New stop and search report underlines need for reform


Scottish Liberal Democrats have put further pressure on Justice Secretary Kenny MacAskill to put all stop and searches on a regulated footing after a House of Commons report showed a stark comparison between use of the tactic by police officers in Scotland, and England and Wales.

It comes after findings from a review by the All Party Parliamentary group for Children into their relationship with the police revealed over 1,000 stop and searches were carried out on children under the age of 10 during the last five years. This stands in stark contrast with figures obtained by BBC Scotland which show that in the space of eight months between April and December 2013, Police Scotland carried out 2,912 searches on children between the ages of eight and 12.

This raises questions about the proportional use of the tactic given the population of England and Wales is ten times larger than Scotland’s.
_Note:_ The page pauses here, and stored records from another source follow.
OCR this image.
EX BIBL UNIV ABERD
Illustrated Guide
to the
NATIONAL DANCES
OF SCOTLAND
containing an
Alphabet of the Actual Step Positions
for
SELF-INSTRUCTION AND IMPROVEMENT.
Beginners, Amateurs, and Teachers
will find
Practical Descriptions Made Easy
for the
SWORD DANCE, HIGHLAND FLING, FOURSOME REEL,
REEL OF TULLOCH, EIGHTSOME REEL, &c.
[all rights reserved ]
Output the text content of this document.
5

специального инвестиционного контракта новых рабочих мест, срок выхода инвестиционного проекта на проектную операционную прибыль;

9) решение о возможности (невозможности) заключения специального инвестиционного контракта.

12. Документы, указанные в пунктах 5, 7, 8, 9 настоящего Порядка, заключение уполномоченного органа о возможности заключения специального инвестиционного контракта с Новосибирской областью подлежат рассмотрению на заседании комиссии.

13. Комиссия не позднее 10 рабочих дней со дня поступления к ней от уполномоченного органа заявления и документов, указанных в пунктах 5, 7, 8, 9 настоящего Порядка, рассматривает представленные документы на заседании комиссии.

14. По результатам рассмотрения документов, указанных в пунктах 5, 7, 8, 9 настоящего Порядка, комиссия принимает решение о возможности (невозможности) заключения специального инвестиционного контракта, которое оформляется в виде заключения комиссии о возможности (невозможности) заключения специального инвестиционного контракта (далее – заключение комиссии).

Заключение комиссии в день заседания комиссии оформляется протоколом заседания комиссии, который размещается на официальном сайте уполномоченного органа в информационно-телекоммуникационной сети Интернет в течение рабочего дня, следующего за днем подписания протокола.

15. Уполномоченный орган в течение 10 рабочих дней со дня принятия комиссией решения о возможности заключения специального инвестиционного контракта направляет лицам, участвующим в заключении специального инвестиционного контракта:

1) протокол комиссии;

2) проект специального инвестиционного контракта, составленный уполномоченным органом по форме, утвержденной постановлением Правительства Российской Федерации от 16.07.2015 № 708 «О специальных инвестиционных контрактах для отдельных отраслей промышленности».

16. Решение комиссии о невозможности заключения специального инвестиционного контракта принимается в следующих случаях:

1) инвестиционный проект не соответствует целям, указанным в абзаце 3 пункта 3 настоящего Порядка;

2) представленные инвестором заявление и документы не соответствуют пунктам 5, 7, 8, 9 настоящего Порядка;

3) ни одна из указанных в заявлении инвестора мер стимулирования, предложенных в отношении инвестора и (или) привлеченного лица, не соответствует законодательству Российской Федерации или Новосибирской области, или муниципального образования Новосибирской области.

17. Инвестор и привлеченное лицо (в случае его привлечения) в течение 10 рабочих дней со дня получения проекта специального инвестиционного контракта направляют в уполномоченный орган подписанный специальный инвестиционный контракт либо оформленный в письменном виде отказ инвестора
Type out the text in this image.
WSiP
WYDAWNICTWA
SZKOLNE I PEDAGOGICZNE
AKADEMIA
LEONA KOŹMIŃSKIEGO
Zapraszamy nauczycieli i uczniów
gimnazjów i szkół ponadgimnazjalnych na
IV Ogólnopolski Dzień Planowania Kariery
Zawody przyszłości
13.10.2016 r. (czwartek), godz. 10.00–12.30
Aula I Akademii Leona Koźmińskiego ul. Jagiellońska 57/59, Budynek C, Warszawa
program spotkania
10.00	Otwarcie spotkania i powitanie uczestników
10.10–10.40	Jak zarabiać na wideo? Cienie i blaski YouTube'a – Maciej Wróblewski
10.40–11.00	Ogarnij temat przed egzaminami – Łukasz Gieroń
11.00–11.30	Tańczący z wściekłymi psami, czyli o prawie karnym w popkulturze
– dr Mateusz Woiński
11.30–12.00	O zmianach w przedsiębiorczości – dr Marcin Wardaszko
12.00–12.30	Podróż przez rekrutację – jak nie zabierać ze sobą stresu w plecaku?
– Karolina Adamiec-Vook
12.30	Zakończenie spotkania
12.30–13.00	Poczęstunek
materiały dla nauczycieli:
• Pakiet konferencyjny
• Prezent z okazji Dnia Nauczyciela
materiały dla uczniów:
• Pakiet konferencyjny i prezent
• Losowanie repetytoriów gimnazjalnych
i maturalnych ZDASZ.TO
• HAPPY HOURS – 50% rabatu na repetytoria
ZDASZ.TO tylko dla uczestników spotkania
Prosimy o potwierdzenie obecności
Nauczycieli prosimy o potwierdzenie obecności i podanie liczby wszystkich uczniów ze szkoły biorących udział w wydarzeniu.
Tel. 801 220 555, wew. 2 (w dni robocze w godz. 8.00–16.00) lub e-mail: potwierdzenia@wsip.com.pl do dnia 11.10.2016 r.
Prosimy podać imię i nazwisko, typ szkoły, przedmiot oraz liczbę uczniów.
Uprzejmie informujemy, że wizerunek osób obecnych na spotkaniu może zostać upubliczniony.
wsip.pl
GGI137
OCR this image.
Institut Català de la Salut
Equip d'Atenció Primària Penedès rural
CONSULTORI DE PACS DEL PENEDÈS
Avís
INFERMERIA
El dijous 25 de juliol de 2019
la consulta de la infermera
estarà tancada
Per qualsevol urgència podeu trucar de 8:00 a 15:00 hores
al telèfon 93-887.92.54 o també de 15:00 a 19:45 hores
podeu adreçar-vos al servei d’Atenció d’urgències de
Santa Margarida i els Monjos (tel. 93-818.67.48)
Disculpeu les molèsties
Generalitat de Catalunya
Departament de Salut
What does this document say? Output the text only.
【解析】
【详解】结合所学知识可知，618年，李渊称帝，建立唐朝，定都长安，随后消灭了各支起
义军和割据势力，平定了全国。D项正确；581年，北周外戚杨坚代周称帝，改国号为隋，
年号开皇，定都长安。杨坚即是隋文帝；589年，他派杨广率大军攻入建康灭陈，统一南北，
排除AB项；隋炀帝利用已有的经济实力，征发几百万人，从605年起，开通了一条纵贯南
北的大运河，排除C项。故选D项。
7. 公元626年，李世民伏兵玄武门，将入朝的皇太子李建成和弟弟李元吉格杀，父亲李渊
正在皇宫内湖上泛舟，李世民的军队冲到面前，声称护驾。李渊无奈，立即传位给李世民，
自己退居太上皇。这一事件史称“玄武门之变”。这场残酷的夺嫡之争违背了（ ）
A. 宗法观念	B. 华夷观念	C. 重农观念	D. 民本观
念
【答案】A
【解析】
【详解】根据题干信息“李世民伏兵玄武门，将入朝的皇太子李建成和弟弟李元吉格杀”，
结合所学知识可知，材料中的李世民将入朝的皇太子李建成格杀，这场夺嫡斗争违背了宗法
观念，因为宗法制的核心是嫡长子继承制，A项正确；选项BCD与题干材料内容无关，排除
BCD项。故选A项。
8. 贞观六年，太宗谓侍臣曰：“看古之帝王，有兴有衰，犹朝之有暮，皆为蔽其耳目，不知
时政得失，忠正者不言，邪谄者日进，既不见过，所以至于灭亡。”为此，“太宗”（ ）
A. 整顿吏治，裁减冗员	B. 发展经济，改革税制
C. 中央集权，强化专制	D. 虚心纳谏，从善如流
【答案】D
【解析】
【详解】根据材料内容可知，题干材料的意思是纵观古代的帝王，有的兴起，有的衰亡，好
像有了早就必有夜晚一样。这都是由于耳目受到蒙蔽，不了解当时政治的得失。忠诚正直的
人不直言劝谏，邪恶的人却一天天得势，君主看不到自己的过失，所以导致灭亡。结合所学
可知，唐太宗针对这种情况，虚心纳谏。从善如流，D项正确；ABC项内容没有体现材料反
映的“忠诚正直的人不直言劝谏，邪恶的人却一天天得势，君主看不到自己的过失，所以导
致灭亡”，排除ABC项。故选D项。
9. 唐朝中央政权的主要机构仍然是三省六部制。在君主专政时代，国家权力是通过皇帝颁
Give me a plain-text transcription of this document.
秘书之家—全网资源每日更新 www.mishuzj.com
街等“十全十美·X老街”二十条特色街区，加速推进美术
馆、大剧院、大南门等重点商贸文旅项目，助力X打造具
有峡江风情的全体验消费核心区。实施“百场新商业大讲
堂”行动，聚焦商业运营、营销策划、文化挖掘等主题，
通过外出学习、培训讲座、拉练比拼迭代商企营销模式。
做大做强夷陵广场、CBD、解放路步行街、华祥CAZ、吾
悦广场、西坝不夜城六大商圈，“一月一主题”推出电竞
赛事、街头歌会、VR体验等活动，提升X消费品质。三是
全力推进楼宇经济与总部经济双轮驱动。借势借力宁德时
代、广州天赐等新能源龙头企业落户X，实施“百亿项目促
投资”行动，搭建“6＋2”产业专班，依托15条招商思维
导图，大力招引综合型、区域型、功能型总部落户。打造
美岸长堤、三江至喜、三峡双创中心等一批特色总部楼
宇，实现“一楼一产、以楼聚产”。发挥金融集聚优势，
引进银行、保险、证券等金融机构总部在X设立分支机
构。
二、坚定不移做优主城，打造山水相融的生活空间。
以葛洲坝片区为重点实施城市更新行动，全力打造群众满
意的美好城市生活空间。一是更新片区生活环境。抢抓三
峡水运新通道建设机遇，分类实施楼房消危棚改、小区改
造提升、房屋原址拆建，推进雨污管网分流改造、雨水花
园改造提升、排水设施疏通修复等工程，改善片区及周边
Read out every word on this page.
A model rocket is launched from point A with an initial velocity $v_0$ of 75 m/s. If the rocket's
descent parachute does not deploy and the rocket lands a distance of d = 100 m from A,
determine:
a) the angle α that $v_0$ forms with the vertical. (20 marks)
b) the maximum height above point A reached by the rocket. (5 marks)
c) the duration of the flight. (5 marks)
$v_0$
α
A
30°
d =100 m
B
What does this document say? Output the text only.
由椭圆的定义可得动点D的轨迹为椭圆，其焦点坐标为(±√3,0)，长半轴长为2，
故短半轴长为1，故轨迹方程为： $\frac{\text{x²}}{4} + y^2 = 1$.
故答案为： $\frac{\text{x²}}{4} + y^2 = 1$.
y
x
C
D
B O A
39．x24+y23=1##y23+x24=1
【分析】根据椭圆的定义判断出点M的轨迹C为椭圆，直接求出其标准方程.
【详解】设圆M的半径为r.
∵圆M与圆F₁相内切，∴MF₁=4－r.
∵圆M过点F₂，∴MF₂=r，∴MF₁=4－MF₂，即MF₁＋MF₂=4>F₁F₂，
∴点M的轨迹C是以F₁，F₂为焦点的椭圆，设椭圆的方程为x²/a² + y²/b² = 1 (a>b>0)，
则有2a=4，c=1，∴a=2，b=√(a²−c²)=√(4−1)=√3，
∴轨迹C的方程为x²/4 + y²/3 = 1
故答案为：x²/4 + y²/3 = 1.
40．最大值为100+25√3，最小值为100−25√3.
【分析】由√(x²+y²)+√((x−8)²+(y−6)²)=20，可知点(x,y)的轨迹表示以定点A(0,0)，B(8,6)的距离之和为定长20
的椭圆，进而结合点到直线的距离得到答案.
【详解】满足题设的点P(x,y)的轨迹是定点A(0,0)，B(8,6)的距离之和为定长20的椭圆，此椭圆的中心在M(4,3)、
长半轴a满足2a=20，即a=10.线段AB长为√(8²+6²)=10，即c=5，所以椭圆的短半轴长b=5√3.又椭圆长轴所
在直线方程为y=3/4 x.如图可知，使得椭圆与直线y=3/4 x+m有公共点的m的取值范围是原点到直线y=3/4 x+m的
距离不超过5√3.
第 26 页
The use of stop and search in Scotland has been controversial because of the prevalence of voluntary stop and search – those without sound legal basis, intelligence or suspicion. Figures published the Scottish Police Authority’s own review showed that 80 percent of stop and searches on children were voluntary. In England, all stop and searches are placed on a statutory footing, whereby officers must have a legally underpinned cause for suspicion in order to undertake a stop and search.

Commenting on the APPG report, Scottish Liberal Democrat justice spokesperson Alison McInnes MSP said:

“This report puts the scale of stop and search in Scotland into perspective. Figures have shown that in Scotland over the space of one year, police officers carried out 2,912 children between the age of eight and 12. The majority of those searches were on a voluntary basis.

"Over a period of five years, fewer than half the number of children under the age of 10 were stopped and searched in England and Wales. Although not by any means inconsequential, this seems like a speck of dust compared to number of searches carried out on children in Scotland over a much shorter period of time.

"I was pleased that Police Scotland finally agreed to bring some of its policy into line with that of England and Wales. Ending the use of voluntary stop and searches against children under the age of 12 will protect children and their rights. However this report is a stark reminder of how far behind Scotland when it comes to regulating the use of the tactic.

“A change in Police Scotland policy will never be as firm as a change in the law. This is the only way to ensure that searches in Scotland are always legal, transparent and accountable and we will continue to push for this.”